关键词: 氧化石墨烯, 聚酰亚胺, 混合基质膜, 气体分离

Abstract:

Graphene oxide（GO） was modified using thiosemicarbazide（TSC） for the fabrication of flat sheet GO-TSC cmpo-site.Subsequently,this composite was incorporated into the Matrimid^®5218（PI） matrix to fabricate mixed matrix membranes（MMMs） for CO₂ separation.Through TGA,SEM and gas separation performance tests,influence of GO-TSC on thermal sta-bility,structure and gas separation performance of the mixed matrix membrane was investigated.SEM showed that GO-TSC could be uniformly dispersed in the polymer matrix and tightly combined with the matrix;TGA result showed that decomposi-tion temperature of mixed matrix membranes was above 250 ℃.MMMs showed significantly enhanced CO₂ permeability com-pared with pure PI membrane.The amino group contained in GO-TSC had a good affinity with CO₂,and the increased amidogen sites could effectively transport CO₂.The GO-TSC lamellar structure increased the gas transmission path,which was not conducive to the passage of large dynamic diameter gases（CH₄,N₂）,thereby improving the separation performance.The MMMs doped with GO-TSC-0.75% showed optimal gas separation performance.Compared with pure PI membrane,the CO₂ permeability,CO₂/CH₄ selectivity and CO₂/N₂ selectivity of the MMMs were increased by 42.16%,95.79% and 83.72%,respectively.

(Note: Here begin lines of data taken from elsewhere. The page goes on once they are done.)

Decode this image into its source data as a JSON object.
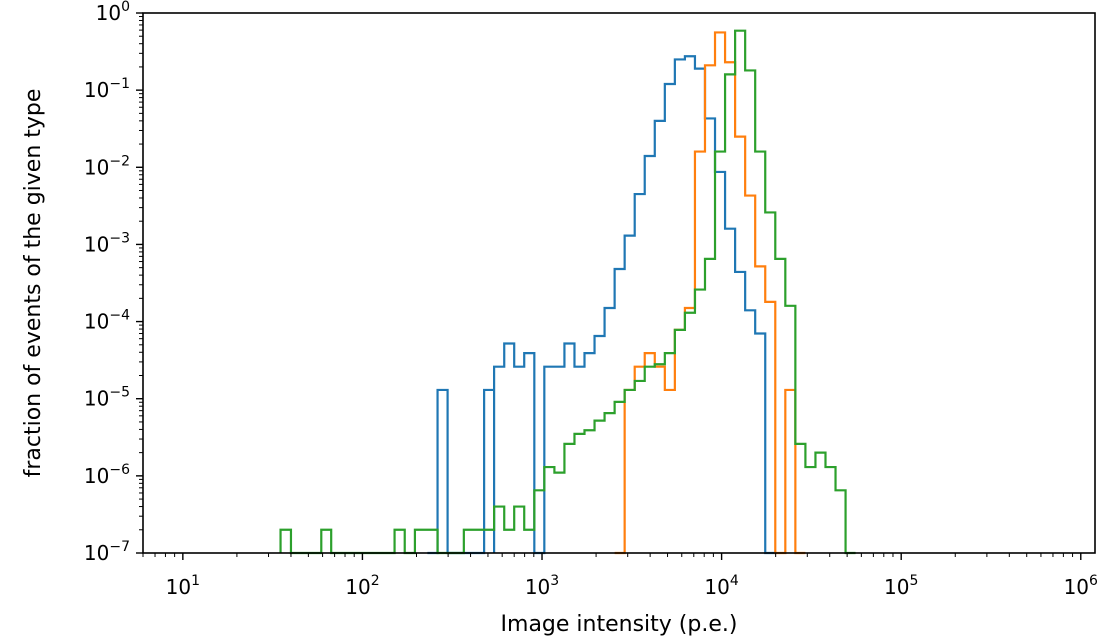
{
  "chart_data": {
    "type": "histogram",
    "xlabel": "Image intensity (p.e.)",
    "ylabel": "fraction of events of the given type",
    "x_scale": "log",
    "y_scale": "log",
    "xlim": [
      6,
      1200000
    ],
    "ylim": [
      1e-07,
      1
    ],
    "x_ticks": [
      {
        "value": 10,
        "base": "10",
        "exp": "1"
      },
      {
        "value": 100,
        "base": "10",
        "exp": "2"
      },
      {
        "value": 1000,
        "base": "10",
        "exp": "3"
      },
      {
        "value": 10000,
        "base": "10",
        "exp": "4"
      },
      {
        "value": 100000,
        "base": "10",
        "exp": "5"
      },
      {
        "value": 1000000,
        "base": "10",
        "exp": "6"
      }
    ],
    "y_ticks": [
      {
        "value": 1,
        "base": "10",
        "exp": "0"
      },
      {
        "value": 0.1,
        "base": "10",
        "exp": "−1"
      },
      {
        "value": 0.01,
        "base": "10",
        "exp": "−2"
      },
      {
        "value": 0.001,
        "base": "10",
        "exp": "−3"
      },
      {
        "value": 0.0001,
        "base": "10",
        "exp": "−4"
      },
      {
        "value": 1e-05,
        "base": "10",
        "exp": "−5"
      },
      {
        "value": 1e-06,
        "base": "10",
        "exp": "−6"
      },
      {
        "value": 1e-07,
        "base": "10",
        "exp": "−7"
      }
    ],
    "grid": false,
    "legend": "none",
    "series": [
      {
        "color": "#1f77b4",
        "points": [
          [
            230,
            1e-07
          ],
          [
            262,
            1.3e-05
          ],
          [
            298,
            1e-07
          ],
          [
            418,
            1e-07
          ],
          [
            476,
            1.3e-05
          ],
          [
            541,
            1e-07
          ],
          [
            541,
            2.6e-05
          ],
          [
            616,
            5.2e-05
          ],
          [
            700,
            2.6e-05
          ],
          [
            796,
            3.9e-05
          ],
          [
            906,
            1e-07
          ],
          [
            1030,
            2.6e-05
          ],
          [
            1172,
            2.6e-05
          ],
          [
            1333,
            5.2e-05
          ],
          [
            1516,
            2.6e-05
          ],
          [
            1724,
            3.9e-05
          ],
          [
            1961,
            6.5e-05
          ],
          [
            2230,
            0.00015
          ],
          [
            2537,
            0.00048
          ],
          [
            2885,
            0.0013
          ],
          [
            3282,
            0.0045
          ],
          [
            3732,
            0.014
          ],
          [
            4245,
            0.04
          ],
          [
            4829,
            0.12
          ],
          [
            5492,
            0.25
          ],
          [
            6247,
            0.275
          ],
          [
            7105,
            0.19
          ],
          [
            8081,
            0.043
          ],
          [
            9191,
            0.0087
          ],
          [
            10454,
            0.0016
          ],
          [
            11891,
            0.00044
          ],
          [
            13525,
            0.00014
          ],
          [
            15383,
            7e-05
          ],
          [
            17497,
            1e-07
          ]
        ]
      },
      {
        "color": "#ff7f0e",
        "points": [
          [
            2537,
            1e-07
          ],
          [
            2885,
            1.3e-05
          ],
          [
            3282,
            2.6e-05
          ],
          [
            3732,
            3.9e-05
          ],
          [
            4245,
            2.6e-05
          ],
          [
            4829,
            1.3e-05
          ],
          [
            5492,
            7.8e-05
          ],
          [
            6247,
            0.00015
          ],
          [
            7105,
            0.016
          ],
          [
            8081,
            0.21
          ],
          [
            9191,
            0.56
          ],
          [
            10454,
            0.23
          ],
          [
            11891,
            0.025
          ],
          [
            13525,
            0.0043
          ],
          [
            15383,
            0.00052
          ],
          [
            17497,
            0.00018
          ],
          [
            19901,
            1e-07
          ],
          [
            22636,
            1.3e-05
          ],
          [
            25746,
            1e-07
          ]
        ]
      },
      {
        "color": "#2ca02c",
        "points": [
          [
            35,
            2e-07
          ],
          [
            40,
            1e-07
          ],
          [
            52,
            1e-07
          ],
          [
            59,
            2e-07
          ],
          [
            67,
            1e-07
          ],
          [
            133,
            1e-07
          ],
          [
            151,
            2e-07
          ],
          [
            172,
            1e-07
          ],
          [
            196,
            2e-07
          ],
          [
            262,
            1e-07
          ],
          [
            367,
            2e-07
          ],
          [
            541,
            4e-07
          ],
          [
            616,
            2e-07
          ],
          [
            700,
            4e-07
          ],
          [
            796,
            2e-07
          ],
          [
            906,
            6.5e-07
          ],
          [
            1030,
            1.3e-06
          ],
          [
            1172,
            1.1e-06
          ],
          [
            1333,
            2.6e-06
          ],
          [
            1516,
            3.5e-06
          ],
          [
            1724,
            3.9e-06
          ],
          [
            1961,
            5.2e-06
          ],
          [
            2230,
            6.5e-06
          ],
          [
            2537,
            9.1e-06
          ],
          [
            2885,
            1.3e-05
          ],
          [
            3282,
            1.7e-05
          ],
          [
            3732,
            2.6e-05
          ],
          [
            4245,
            2.8e-05
          ],
          [
            4829,
            3.9e-05
          ],
          [
            5492,
            7.8e-05
          ],
          [
            6247,
            0.00013
          ],
          [
            7105,
            0.00026
          ],
          [
            8081,
            0.00065
          ],
          [
            9191,
            0.016
          ],
          [
            10454,
            0.16
          ],
          [
            11891,
            0.59
          ],
          [
            13525,
            0.18
          ],
          [
            15383,
            0.016
          ],
          [
            17497,
            0.0026
          ],
          [
            19901,
            0.00065
          ],
          [
            22636,
            0.00016
          ],
          [
            25746,
            2.6e-06
          ],
          [
            29284,
            1.3e-06
          ],
          [
            33308,
            2e-06
          ],
          [
            37884,
            1.3e-06
          ],
          [
            43089,
            6.5e-07
          ],
          [
            49009,
            1e-07
          ]
        ]
      }
    ]
  }
}
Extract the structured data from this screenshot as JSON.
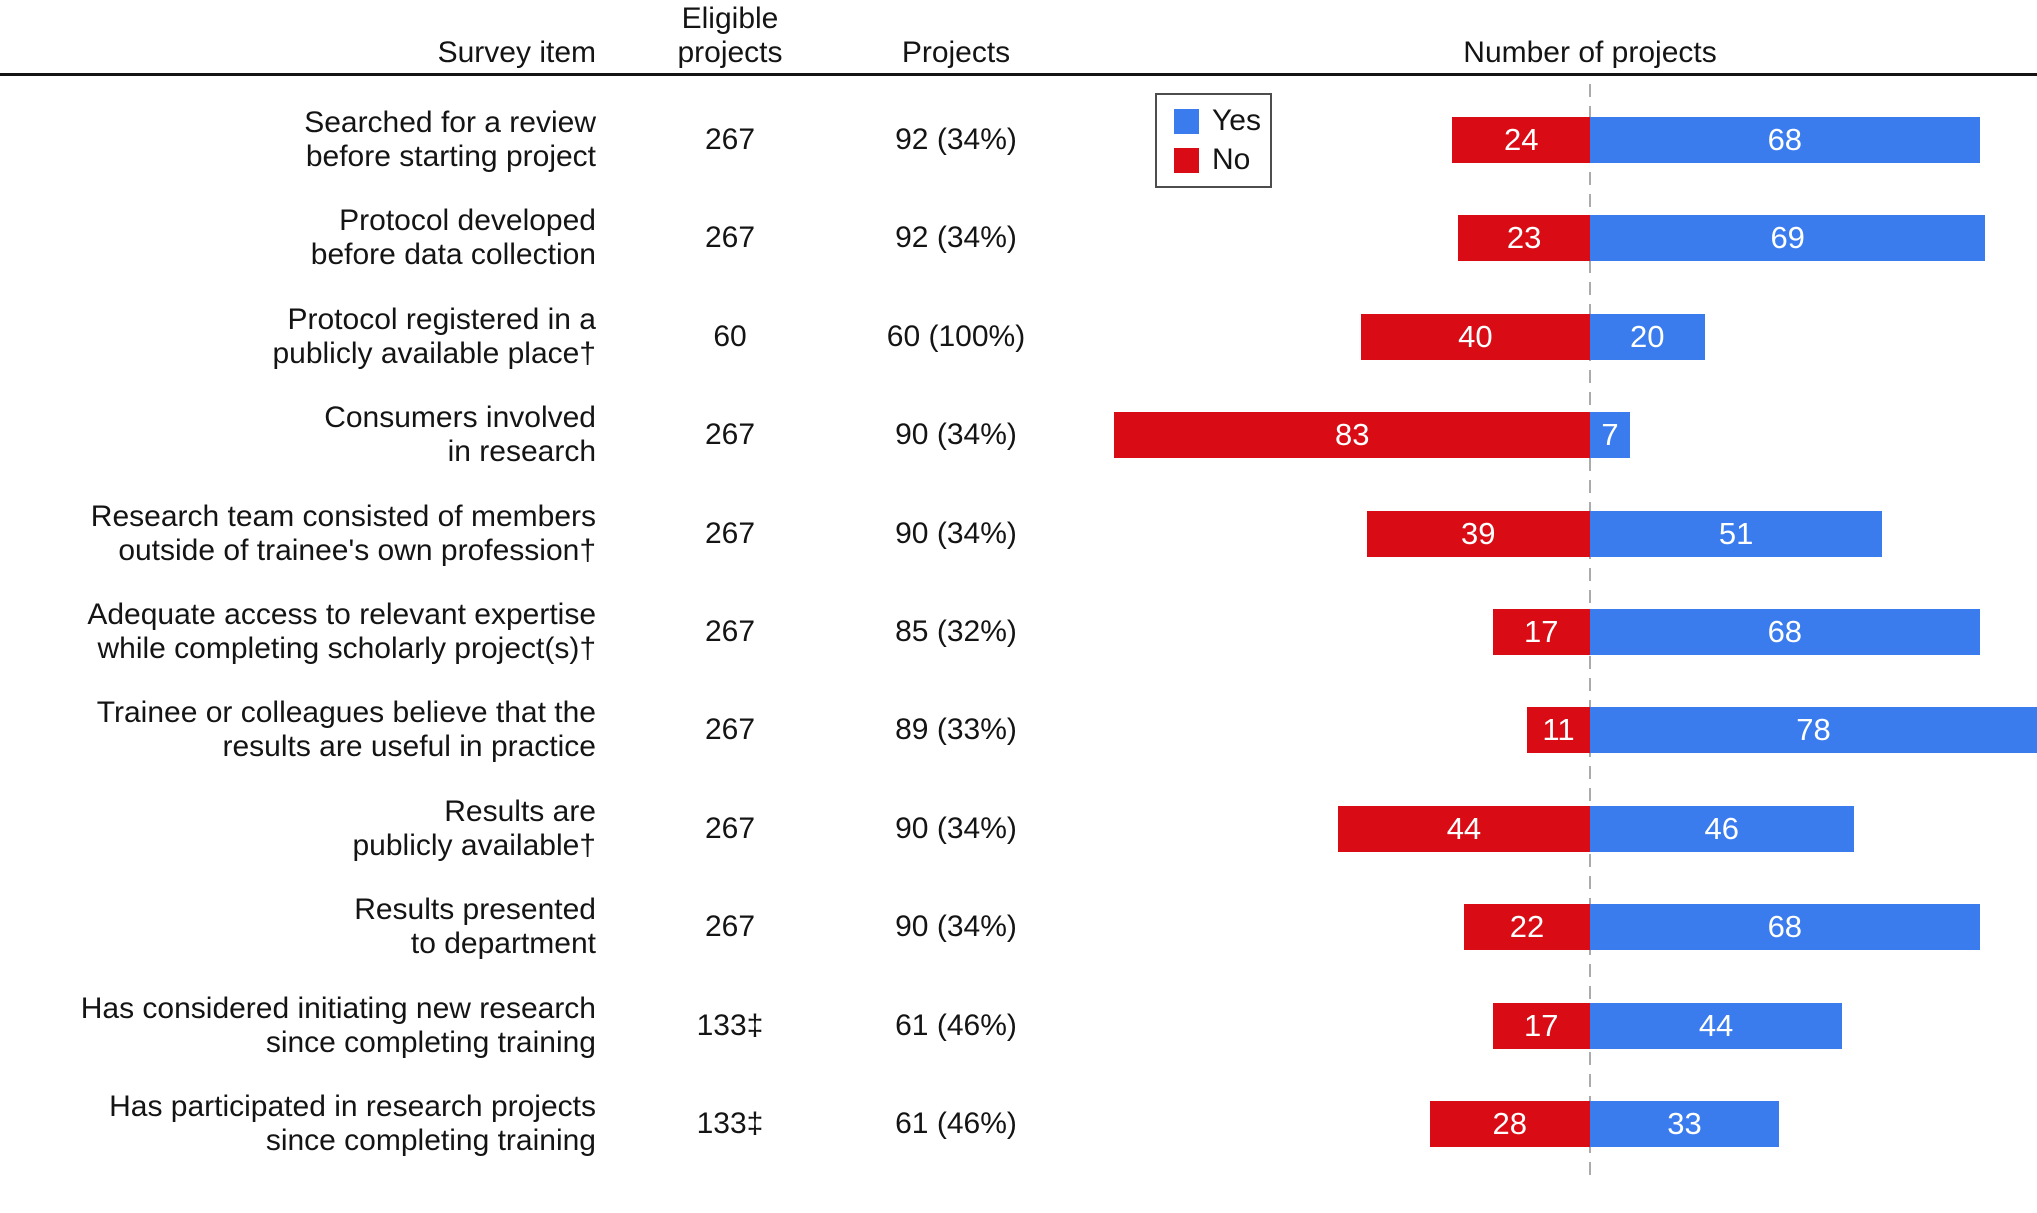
{
  "colors": {
    "yes_blue": "#3A7CEE",
    "no_red": "#D90C15",
    "dashed_gridline": "#ABABAB",
    "header_rule": "#141414",
    "text": "#141414",
    "bar_value_text": "#FFFFFF",
    "legend_border": "#4D4D4D"
  },
  "chart_data": {
    "type": "bar",
    "variant": "diverging-horizontal",
    "title": "Number of projects",
    "headers": {
      "survey_item": "Survey item",
      "eligible": [
        "Eligible",
        "projects"
      ],
      "projects": "Projects"
    },
    "legend": [
      {
        "label": "Yes",
        "series": "yes"
      },
      {
        "label": "No",
        "series": "no"
      }
    ],
    "legend_position": "top-left-of-plot",
    "axis": {
      "center_gridline": "dashed",
      "center_value_boundary": "No | Yes",
      "units": "projects"
    },
    "rows": [
      {
        "label_lines": [
          "Searched for a review",
          "before starting project"
        ],
        "eligible": "267",
        "projects": "92 (34%)",
        "no": 24,
        "yes": 68
      },
      {
        "label_lines": [
          "Protocol developed",
          "before data collection"
        ],
        "eligible": "267",
        "projects": "92 (34%)",
        "no": 23,
        "yes": 69
      },
      {
        "label_lines": [
          "Protocol registered in a",
          "publicly available place†"
        ],
        "eligible": "60",
        "projects": "60 (100%)",
        "no": 40,
        "yes": 20
      },
      {
        "label_lines": [
          "Consumers involved",
          "in research"
        ],
        "eligible": "267",
        "projects": "90 (34%)",
        "no": 83,
        "yes": 7
      },
      {
        "label_lines": [
          "Research team consisted of members",
          "outside of trainee's own profession†"
        ],
        "eligible": "267",
        "projects": "90 (34%)",
        "no": 39,
        "yes": 51
      },
      {
        "label_lines": [
          "Adequate access to relevant expertise",
          "while completing scholarly project(s)†"
        ],
        "eligible": "267",
        "projects": "85 (32%)",
        "no": 17,
        "yes": 68
      },
      {
        "label_lines": [
          "Trainee or colleagues believe that the",
          "results are useful in practice"
        ],
        "eligible": "267",
        "projects": "89 (33%)",
        "no": 11,
        "yes": 78
      },
      {
        "label_lines": [
          "Results are",
          "publicly available†"
        ],
        "eligible": "267",
        "projects": "90 (34%)",
        "no": 44,
        "yes": 46
      },
      {
        "label_lines": [
          "Results presented",
          "to department"
        ],
        "eligible": "267",
        "projects": "90 (34%)",
        "no": 22,
        "yes": 68
      },
      {
        "label_lines": [
          "Has considered initiating new research",
          "since completing training"
        ],
        "eligible": "133‡",
        "projects": "61 (46%)",
        "no": 17,
        "yes": 44
      },
      {
        "label_lines": [
          "Has participated in research projects",
          "since completing training"
        ],
        "eligible": "133‡",
        "projects": "61 (46%)",
        "no": 28,
        "yes": 33
      }
    ]
  }
}
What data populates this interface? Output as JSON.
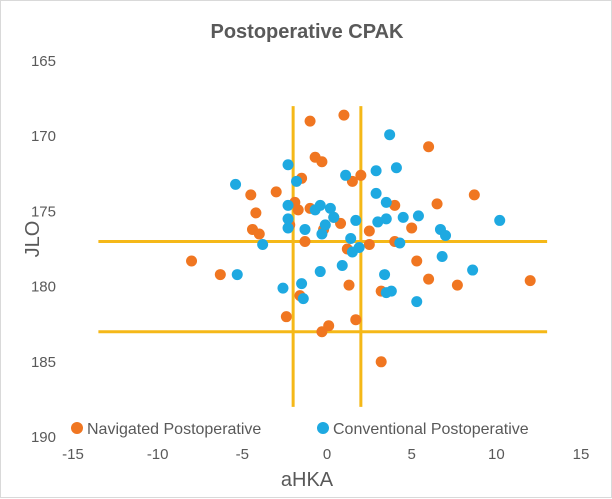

Key words: graphene oxide, polyimide, mixed matrix membrane, gas separation

中图分类号:

TQ028.8

郭欣,衣华磊,袁玮良,郝蕴,段翠佳,陈赞. GO-TSC/聚酰亚胺混合基质膜的制备及气体分离性能研究[J]. 无机盐工业, 2021, 53(10): 74-80.

Guo Xin,Yi Hualei,Yuan Weiliang,Hao Yun,Duan Cuijia,Chen Zan. Study on preparation of GO-TSC/polyimide mixed matrix membrane and its gas separation performance[J]. Inorganic Chemicals Industry, 2021, 53(10): 74-80.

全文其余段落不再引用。